No Dice or intersection-over-union (IoU) metrics are reported, as evaluation is conducted at patch—not pixel—resolution. The high average precision and strong cell count correlations suggest near-perfect patch-level discrimination.

6. Qualitative Characteristics and Error Modes

Analysis of representative tiles (Figure \ref{fig:episeg_gt_pred}) indicates that EpiSeg reliably identifies epithelial regions, including bands, crypt edges, and glandular structures. Notable failure modes:

• Boundary artefacts: Errors occur if epithelium traverses patch corners and the dominant patch embedding derives from stroma, resulting in underprediction.
• Small epithelial islands: Isolated glands occupying only a partial patch area may be missed, as patch-level labeling is based on proportional overlap.

These misclassifications have negligible impact on downstream cellular density calculations because most epithelial compartments span multiple patches substantially.
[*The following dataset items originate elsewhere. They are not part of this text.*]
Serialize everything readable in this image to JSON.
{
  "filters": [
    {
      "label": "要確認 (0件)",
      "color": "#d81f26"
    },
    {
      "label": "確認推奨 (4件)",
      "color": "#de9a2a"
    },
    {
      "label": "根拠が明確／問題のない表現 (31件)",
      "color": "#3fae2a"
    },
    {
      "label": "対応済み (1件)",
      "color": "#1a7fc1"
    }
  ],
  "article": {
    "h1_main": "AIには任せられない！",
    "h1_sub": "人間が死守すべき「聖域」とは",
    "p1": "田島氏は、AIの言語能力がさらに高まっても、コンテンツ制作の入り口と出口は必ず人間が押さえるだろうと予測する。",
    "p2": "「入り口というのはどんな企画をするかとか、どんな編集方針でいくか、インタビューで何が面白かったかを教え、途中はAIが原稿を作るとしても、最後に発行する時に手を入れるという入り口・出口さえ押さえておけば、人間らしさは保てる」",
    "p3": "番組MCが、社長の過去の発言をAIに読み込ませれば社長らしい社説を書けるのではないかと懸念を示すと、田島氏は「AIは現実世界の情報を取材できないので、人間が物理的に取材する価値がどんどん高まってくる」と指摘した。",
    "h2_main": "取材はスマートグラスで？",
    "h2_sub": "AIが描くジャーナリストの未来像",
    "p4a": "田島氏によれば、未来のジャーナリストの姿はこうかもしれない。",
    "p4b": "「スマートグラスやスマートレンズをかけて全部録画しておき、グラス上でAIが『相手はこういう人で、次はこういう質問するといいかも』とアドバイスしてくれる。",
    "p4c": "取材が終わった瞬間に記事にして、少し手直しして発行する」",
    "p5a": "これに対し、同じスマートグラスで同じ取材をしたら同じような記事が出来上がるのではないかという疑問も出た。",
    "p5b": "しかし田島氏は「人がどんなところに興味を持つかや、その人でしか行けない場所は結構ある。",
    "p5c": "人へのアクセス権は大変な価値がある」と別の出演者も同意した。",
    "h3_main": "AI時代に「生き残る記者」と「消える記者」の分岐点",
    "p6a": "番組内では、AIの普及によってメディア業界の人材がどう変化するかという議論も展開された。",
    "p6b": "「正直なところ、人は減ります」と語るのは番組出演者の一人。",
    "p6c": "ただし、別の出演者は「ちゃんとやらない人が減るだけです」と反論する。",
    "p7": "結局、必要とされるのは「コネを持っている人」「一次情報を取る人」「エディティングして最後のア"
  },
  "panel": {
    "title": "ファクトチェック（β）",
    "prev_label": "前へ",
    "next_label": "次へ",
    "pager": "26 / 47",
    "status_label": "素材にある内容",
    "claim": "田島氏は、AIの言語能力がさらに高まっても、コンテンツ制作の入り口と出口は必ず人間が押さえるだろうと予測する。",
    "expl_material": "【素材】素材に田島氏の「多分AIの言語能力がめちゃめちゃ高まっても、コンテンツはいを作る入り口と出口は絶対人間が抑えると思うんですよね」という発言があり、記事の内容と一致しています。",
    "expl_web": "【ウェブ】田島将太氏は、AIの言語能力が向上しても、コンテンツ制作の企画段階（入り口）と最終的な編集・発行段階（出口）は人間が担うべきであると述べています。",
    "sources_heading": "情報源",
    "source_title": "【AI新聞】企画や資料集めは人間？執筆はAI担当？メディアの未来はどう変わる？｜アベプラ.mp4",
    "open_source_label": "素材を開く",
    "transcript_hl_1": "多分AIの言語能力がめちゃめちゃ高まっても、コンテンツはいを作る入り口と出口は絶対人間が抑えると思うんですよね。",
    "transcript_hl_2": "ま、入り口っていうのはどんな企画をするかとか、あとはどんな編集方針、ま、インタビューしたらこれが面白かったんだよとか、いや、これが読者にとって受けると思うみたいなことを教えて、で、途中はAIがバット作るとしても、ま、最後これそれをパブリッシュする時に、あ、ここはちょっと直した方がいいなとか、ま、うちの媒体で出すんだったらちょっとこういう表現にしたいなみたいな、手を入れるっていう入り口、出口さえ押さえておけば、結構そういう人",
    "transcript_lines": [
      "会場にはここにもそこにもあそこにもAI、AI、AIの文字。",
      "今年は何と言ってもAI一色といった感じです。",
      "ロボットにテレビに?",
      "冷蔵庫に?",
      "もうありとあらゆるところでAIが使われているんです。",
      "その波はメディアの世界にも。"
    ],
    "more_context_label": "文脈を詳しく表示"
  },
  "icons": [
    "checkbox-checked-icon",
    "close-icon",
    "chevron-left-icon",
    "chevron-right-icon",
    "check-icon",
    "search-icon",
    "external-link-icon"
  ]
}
7. Downstream Integration and Interpretability in IMILIA

EpiSeg's 73 × 73 patch-level segmentation mask is upsampled and cropped to align with the original 224 × 224 Chowder tile region, producing a binary epithelial mask per tile. Cellular centroids predicted by HistoPLUS are spatially intersected with the epithelium mask to compute compartmentalized cell densities:

$$\rho^c = \frac{\sum_{k=1}^{N^c} \mathbf{1}(c_k \in \text{epithelium})}{\sum_{(x,y)} E(x, y) \times \text{mpp}_x \times \text{mpp}_y}$$

where $\rho^c$ is the density of cell type $c$, $N^c$ is the number of detected cells of type $c$, $E(x, y)$ is the binarized epithelium mask, and $\text{mpp}_x$, $\text{mpp}_y$ are the microns-per-pixel scaling factors. This enables computation of biologically grounded tissue markers, such as "neutrophils per µm² of epithelium," instrumental for linking machine-learning predictions to pathophysiological processes in IBD. For example, neutrophil density is markedly higher in regions of high predicted inflammation ("max" tiles), consistent with established histopathological criteria. The seamless integration of EpiSeg within IMILIA enables the identification of interpretable, localized cellular phenomena that drive the MIL model's annotations (Baiocco-Rodrigues et al., 15 Dec 2025).